Pistis- Greek SpiritSpirit
Also known as: Πίστις
Description
The poets lamented that Pistis — Trust herself, a mighty goddess — had perished from among mortals, and that no one any longer kept faith. She personified the binding force that makes promises, contracts, and human relationships possible.
Mythology & Lore
The Departed Goddess
Pistis personified trust, good faith, and the binding force that makes promises hold. In a culture where sworn oaths were sacred and their violation brought divine punishment, she was what held human dealings together.
The poet Theognis, writing in the sixth century BCE, lamented that she had perished from among men — "a mighty goddess" lost — and that no one any longer kept faith. He named her alongside Sophrosyne — Self-Restraint — among the goddesses who had abandoned the earth. Her disappearance signaled the degradation of the age, a theme that echoed Hesiod's myth of the five ages in the Works and Days, where Aidos and Nemesis — Shame and Righteous Indignation — wrap themselves in white robes and flee from earth to Olympus during the Iron Age as moral virtue abandons humanity. Pistis belonged to this company of departing virtues, divine presences whose absence marked how far mortals had fallen from the golden age.
Pindar invoked her as "Queen Pistis" in his eleventh Olympian Ode, and Bacchylides similarly honored her as a force essential to the proper functioning of both divine and human communities. At the sanctuary of Amphiaraus at Oropus — an oracular site north of Attica — Pausanias records that she had a dedicated section on the great altar alongside other personified virtues.
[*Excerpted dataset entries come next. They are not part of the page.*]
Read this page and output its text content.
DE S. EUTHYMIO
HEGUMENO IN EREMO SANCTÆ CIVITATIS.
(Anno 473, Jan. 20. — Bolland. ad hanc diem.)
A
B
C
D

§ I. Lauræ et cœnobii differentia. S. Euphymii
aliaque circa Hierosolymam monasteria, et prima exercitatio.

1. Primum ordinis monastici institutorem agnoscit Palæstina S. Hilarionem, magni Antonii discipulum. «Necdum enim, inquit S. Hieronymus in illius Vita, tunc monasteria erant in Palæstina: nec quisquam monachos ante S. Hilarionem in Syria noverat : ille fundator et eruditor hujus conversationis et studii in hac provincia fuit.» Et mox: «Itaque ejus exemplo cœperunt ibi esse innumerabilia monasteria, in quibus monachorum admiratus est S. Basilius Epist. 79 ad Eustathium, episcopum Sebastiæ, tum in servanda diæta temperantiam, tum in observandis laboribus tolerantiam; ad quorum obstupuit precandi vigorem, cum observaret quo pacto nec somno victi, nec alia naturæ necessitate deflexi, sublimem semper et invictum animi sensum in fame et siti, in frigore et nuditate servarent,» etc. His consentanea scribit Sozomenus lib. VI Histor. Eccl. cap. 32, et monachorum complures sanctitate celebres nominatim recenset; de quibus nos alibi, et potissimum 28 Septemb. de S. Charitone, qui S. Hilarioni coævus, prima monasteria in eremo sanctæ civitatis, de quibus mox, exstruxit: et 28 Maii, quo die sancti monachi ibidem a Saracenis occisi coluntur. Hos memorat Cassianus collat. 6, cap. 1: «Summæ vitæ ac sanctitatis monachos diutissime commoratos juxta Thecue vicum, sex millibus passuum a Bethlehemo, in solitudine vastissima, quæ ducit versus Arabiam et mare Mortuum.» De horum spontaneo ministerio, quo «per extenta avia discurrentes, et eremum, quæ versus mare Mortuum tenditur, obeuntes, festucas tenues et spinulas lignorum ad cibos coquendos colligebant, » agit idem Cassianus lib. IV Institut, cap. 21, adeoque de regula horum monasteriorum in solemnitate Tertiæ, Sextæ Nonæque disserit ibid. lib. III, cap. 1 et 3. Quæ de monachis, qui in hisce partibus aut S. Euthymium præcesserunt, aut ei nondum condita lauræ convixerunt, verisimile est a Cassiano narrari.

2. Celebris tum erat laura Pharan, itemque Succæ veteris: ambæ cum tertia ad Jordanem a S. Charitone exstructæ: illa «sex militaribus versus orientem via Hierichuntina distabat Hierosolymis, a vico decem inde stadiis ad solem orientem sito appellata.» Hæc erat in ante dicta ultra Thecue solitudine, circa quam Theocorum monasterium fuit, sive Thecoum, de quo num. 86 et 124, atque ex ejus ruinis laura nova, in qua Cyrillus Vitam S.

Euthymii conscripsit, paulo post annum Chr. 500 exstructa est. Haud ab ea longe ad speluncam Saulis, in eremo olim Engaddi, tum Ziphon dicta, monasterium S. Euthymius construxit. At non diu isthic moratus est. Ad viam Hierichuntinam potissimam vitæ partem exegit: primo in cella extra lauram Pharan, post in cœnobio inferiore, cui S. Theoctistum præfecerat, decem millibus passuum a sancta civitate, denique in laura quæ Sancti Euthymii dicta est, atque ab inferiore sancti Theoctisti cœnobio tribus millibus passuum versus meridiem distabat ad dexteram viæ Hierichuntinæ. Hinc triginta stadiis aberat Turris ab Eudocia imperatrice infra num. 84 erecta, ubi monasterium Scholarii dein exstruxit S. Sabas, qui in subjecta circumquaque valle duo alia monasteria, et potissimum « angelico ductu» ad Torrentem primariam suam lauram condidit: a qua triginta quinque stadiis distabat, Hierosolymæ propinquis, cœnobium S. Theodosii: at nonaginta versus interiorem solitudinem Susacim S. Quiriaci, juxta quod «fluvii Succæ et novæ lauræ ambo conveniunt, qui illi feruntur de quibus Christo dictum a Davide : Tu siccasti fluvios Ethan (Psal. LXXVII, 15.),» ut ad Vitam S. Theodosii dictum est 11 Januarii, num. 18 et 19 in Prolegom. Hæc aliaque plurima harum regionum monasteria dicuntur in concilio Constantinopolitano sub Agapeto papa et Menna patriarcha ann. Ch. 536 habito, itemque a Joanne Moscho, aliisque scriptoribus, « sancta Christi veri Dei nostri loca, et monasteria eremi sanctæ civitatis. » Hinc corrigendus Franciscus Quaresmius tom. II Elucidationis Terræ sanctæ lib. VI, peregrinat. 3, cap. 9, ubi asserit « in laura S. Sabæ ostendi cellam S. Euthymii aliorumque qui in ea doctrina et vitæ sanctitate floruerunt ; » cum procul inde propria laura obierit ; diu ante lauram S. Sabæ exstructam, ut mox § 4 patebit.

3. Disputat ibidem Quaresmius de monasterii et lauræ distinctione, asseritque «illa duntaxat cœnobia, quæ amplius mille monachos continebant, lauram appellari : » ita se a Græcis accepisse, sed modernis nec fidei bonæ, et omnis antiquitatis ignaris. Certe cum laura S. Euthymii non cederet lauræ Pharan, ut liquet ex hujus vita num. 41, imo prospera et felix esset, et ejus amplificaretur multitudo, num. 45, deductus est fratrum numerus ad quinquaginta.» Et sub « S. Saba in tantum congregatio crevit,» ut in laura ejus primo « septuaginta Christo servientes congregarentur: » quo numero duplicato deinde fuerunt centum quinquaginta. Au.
Fides and the Roman Inheritance
The Romans identified Pistis with Fides, who presided over sworn agreements and whose cult on the Capitoline Hill was among the oldest in Rome. When the priest of Fides made sacrifice, he wrapped his right hand in white cloth — the hand offered in good faith made sacred, untouched by anything that might defile it. Roman magistrates swore their oaths by Fides Publica, "Public Trust," holding the conviction that trustworthiness was a divine force, not merely a human virtue.